In mathematics, reduced homology is a minor modification made to homology theory in algebraic topology, motivated by the intuition that all of the homology groups of a single point should be equal to zero. This modification allows more concise statements to be made (as in Alexander duality) and eliminates many exceptional cases (as in the homology groups of spheres).

If P is a single-point space, then with the usual definitions the integral homology group

H_{0}(P)

is isomorphic to $\mathbb{Z}$ (an infinite cyclic group), while for i ≥ 1 we have

H_{i}(P) = {0}.

More generally if X is a simplicial complex or finite CW complex, then the group H_{0}(X) is the free abelian group with the connected components of X as generators.
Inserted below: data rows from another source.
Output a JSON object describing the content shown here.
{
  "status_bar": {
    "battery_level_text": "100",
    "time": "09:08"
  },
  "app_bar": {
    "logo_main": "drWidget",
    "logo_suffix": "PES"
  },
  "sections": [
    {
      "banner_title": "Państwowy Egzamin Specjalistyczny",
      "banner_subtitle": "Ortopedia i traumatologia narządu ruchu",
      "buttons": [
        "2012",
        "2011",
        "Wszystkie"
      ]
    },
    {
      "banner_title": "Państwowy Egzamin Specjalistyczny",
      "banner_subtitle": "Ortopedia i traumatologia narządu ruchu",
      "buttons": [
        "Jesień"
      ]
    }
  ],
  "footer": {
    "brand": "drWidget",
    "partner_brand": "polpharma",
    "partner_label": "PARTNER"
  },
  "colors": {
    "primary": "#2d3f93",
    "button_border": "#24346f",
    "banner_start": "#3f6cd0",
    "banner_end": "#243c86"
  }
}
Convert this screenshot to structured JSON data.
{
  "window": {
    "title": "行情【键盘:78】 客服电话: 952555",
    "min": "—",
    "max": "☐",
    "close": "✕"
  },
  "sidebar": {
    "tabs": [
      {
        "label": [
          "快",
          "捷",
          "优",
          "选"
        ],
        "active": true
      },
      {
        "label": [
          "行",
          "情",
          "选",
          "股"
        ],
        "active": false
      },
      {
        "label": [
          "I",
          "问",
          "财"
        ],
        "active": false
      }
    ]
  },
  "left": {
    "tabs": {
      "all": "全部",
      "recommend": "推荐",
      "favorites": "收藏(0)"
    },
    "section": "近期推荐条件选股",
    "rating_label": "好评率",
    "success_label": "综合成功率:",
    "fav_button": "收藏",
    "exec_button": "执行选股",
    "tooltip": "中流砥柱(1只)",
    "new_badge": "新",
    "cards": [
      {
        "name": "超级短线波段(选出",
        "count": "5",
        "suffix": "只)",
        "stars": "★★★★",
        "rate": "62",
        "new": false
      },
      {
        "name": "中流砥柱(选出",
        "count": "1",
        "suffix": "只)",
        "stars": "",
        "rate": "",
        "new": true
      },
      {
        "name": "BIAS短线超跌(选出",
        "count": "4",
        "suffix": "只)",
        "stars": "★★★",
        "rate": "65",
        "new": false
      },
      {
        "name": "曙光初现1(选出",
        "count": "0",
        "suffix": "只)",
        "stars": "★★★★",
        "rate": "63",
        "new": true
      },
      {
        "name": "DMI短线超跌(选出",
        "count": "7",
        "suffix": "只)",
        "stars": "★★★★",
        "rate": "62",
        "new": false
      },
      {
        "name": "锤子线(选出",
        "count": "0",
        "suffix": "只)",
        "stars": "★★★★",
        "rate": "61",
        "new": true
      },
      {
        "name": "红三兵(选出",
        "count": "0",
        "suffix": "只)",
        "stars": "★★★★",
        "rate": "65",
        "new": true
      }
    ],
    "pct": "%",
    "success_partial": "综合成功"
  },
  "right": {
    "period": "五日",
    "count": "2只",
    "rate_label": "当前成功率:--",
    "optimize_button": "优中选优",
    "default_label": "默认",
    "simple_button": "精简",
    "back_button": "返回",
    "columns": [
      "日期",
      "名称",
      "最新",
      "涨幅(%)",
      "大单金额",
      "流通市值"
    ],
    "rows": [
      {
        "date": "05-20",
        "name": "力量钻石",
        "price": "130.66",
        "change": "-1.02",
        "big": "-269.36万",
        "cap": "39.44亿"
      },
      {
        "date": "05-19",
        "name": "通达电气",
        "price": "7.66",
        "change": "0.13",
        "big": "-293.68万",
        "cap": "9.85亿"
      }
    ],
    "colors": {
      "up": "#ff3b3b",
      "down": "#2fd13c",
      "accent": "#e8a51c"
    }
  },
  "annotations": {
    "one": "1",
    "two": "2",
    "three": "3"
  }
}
The reduced homology should replace this group, of rank r say, by one of rank r − 1. Otherwise the homology groups should remain unchanged. An ad hoc way to do this is to think of a 0-th homology class not as a formal sum of connected components, but as such a formal sum where the coefficients add up to zero.

In the usual definition of homology of a space X, we consider the chain complex
$$\dotsb\overset{\partial_{n+1}}{\longrightarrow\,}C_n
\overset{\partial_n}{\longrightarrow\,}C_{n-1}
\overset{\partial_{n-1}}{\longrightarrow\,}
\dotsb
\overset{\partial_2}{\longrightarrow\,}
C_1
\overset{\partial_1}{\longrightarrow\,}
C_0\overset{\partial_0}{\longrightarrow\,} 0$$

and define the homology groups by $H_n(X) = \ker(\partial_n) / \mathrm{im}(\partial_{n+1})$.

To define reduced homology, we start with the augmented chain complex

$$\dotsb\overset{\partial_{n+1}}{\longrightarrow\,}C_n
\overset{\partial_n}{\longrightarrow\,}C_{n-1}
\overset{\partial_{n-1}}{\longrightarrow\,}
\dotsb
\overset{\partial_2}{\longrightarrow\,}
C_1
\overset{\partial_1}{\longrightarrow\,}
C_0\overset{\epsilon}{\longrightarrow\,} \mathbb{Z} \to 0$$

where $\epsilon \left( \sum_i n_i \sigma_i \right) = \sum_i n_i$. Now we define the reduced homology groups by

$\tilde{H}_n(X) = \ker(\partial_n) / \mathrm{im}(\partial_{n+1})$ for positive n and $\tilde{H}_0(X) = \ker(\epsilon) / \mathrm{im}(\partial_1)$.

One can show that $H_0(X) = \tilde{H}_0(X) \oplus \mathbb{Z}$; evidently $H_n(X) = \tilde{H}_n(X)$ for all positive n.

Armed with this modified complex, the standard ways to obtain homology with coefficients by applying the tensor product, or reduced cohomology groups from the cochain complex made by using a Hom functor, can be applied.